The rupiah slipped over 0.1 per cent, while the benchmark Jakarta Composite Index rose as much as 0.8 per cent to its highest lsince mid-June before paring some gains. Shares of Bank Mandiri, one of the country’s largest lenders, climbed as much as 1.3 per cent.
Washington on Tuesday confirmed it had reached a tariff deal with Indonesia, setting duties at 19 per cent on goods imported from Southeast Asia’s biggest economy — well below the previously threatened 32 per cent.

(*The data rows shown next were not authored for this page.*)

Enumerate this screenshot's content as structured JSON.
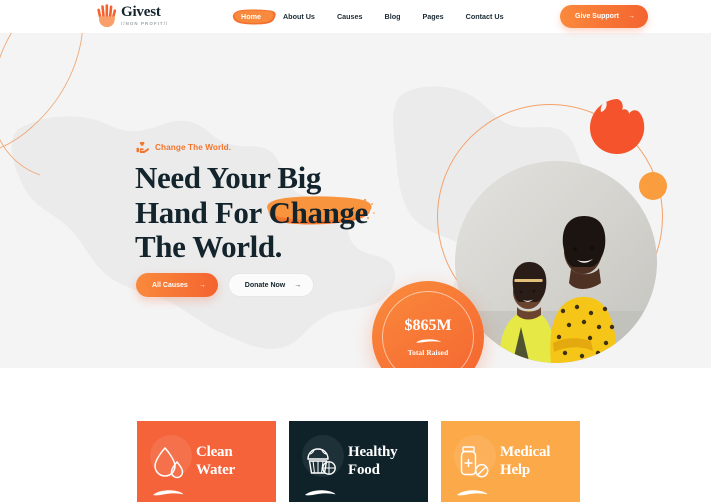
{
  "brand": {
    "name": "Givest",
    "tagline": "//NON PROFIT//",
    "logo_icon": "open-hand-icon",
    "accent": "#F4632F",
    "accent_light": "#FA8A3C",
    "dark": "#14242C"
  },
  "header": {
    "nav": [
      {
        "label": "Home",
        "active": true
      },
      {
        "label": "About Us",
        "active": false
      },
      {
        "label": "Causes",
        "active": false
      },
      {
        "label": "Blog",
        "active": false
      },
      {
        "label": "Pages",
        "active": false
      },
      {
        "label": "Contact Us",
        "active": false
      }
    ],
    "cta": {
      "label": "Give Support",
      "arrow": "→",
      "icon": "arrow-right-icon"
    }
  },
  "hero": {
    "eyebrow": {
      "text": "Change The World.",
      "icon": "hand-heart-icon"
    },
    "headline": {
      "line1": "Need Your Big",
      "line2_prefix": "Hand For ",
      "line2_accent": "Change",
      "line3": "The World."
    },
    "buttons": [
      {
        "label": "All Causes",
        "style": "primary",
        "arrow": "→"
      },
      {
        "label": "Donate Now",
        "style": "ghost",
        "arrow": "→"
      }
    ],
    "badge": {
      "amount": "$865M",
      "label": "Total Raised"
    },
    "photo_alt": "two-young-people-photo",
    "decor": [
      "orange-blob-shape",
      "orange-small-circle",
      "orange-ring-outline",
      "world-map-silhouette",
      "orange-curve-lines"
    ]
  },
  "cards": [
    {
      "title_line1": "Clean",
      "title_line2": "Water",
      "icon": "water-drop-icon",
      "bg": "#F4633A",
      "text_color": "#FFFFFF"
    },
    {
      "title_line1": "Healthy",
      "title_line2": "Food",
      "icon": "food-basket-icon",
      "bg": "#0F2229",
      "text_color": "#FFFFFF"
    },
    {
      "title_line1": "Medical",
      "title_line2": "Help",
      "icon": "medicine-bottle-icon",
      "bg": "#FCA94A",
      "text_color": "#FFFFFF"
    }
  ]
}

It is also lower than the steeper levies proposed for neighbouring countries, including 25 per cent on Malaysia and 36 per cent on Thailand. The news buoyed sentiment ahead of a policy meeting by Bank Indonesia later in the day, though the market remained split on the likely outcome.

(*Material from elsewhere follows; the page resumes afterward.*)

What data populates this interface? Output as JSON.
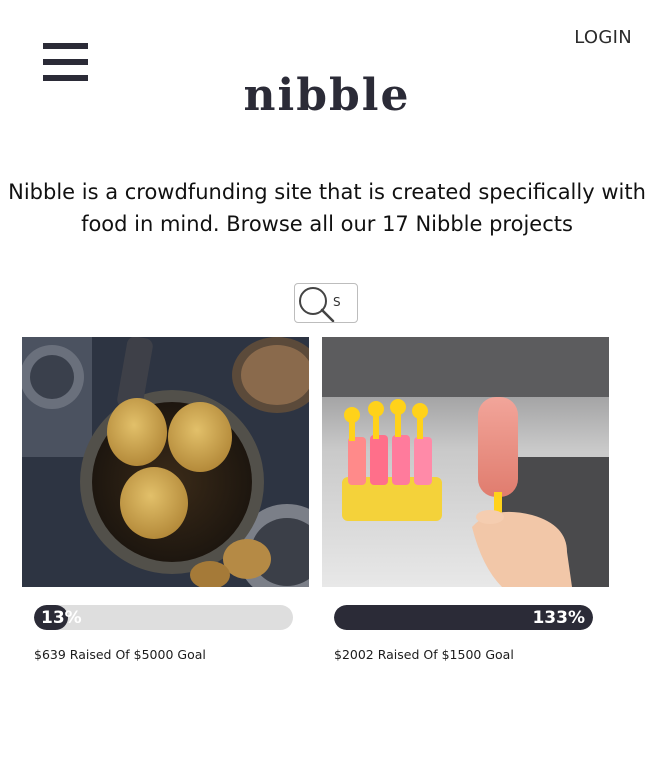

Bank Indonesia has eased monetary policy twice this year but stood pat at its meeting in June. “It’s a close call,” said Radhika Rao, senior economist at DBS, who expects the central bank to keep interest rates steady.
“The overnight conclusion of the trade deal will be positive for IDR-denominated assets, increasing the possibility that BI (Bank Indonesia) might lean into its dovish bias today.” Yet, caution prevails as traders remain all too aware of US President Donald Trump‘s ever-shifting stance on tariffs.

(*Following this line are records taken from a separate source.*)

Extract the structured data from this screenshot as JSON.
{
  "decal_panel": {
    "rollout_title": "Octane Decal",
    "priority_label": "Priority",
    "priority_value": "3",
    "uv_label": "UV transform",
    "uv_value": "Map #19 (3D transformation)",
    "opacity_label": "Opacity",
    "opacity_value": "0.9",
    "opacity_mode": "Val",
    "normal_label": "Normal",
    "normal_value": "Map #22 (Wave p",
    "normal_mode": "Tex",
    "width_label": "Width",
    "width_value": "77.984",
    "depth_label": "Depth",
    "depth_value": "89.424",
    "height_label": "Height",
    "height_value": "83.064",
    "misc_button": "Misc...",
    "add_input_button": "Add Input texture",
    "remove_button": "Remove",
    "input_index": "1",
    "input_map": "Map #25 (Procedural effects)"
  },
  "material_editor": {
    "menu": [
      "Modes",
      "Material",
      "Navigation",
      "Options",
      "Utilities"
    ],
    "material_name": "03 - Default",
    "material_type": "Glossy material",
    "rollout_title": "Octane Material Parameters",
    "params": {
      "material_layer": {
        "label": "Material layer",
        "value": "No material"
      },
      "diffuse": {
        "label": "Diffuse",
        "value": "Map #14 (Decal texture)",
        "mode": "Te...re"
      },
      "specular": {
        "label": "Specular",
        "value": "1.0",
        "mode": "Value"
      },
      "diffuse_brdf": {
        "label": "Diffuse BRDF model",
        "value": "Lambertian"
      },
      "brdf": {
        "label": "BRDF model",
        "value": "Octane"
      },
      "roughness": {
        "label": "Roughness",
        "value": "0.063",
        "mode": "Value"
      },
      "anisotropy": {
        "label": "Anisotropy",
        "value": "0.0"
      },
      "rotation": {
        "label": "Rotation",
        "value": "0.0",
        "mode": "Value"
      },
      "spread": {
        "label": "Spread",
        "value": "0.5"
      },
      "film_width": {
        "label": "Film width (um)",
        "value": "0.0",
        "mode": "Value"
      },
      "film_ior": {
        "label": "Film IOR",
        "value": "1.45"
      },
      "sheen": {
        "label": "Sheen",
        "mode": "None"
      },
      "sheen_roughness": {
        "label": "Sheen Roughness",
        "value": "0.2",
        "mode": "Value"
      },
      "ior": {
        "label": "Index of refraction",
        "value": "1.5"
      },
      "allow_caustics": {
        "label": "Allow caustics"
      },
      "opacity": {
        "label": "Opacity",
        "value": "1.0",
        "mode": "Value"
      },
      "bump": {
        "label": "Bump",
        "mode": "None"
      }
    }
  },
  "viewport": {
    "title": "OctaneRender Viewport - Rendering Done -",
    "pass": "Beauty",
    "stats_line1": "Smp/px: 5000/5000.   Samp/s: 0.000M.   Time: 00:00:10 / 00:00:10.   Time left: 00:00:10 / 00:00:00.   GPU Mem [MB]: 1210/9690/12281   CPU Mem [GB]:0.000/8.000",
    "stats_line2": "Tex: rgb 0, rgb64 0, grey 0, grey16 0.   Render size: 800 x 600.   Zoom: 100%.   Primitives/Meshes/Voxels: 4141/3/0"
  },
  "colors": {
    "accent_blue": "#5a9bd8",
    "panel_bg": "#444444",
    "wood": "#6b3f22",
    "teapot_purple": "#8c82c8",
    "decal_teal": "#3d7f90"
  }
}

He has often backtracked, altered tariffs rates and timelines, and threatened higher levies since first introducing higher reciprocal tariffs on April 2.
Meanwhile, broader emerging Asian currencies were under pressure after the latest US inflation data suggested tariffs were feeding into consumer prices, pushing the dollar to a 15-week high, prompting investors to scale back their monetary easing bets.
US Treasury yields climbed to multi-week peaks after the modest rise in June inflation, lifting the dollar index against a bunch of currencies.
Eugene Leow, a senior rates strategist with DBS, said market participants were starting to get uncomfortable about the mix of events with US stock indexes and dollar taking note of the jump in yields.
The Philippine peso and Thai baht were among the biggest losers, each falling around 0.3 per cent, while the Taiwan dollar also lost ground. In equity markets, Malaysia’s Kuala Lumpur index fell 0.3 per cent, Seoul’s benchmark declined 0.6 per cent, and Manila stocks dropped 1.6 per cent to its lowest level since late June.
Bucking the regional trend, Singapore’s Straits Times Index extended its rally, setting a record for the 11th consecutive day, while Taipei’s benchmark climbed roughly 1 per cent to reach its highest level since late February.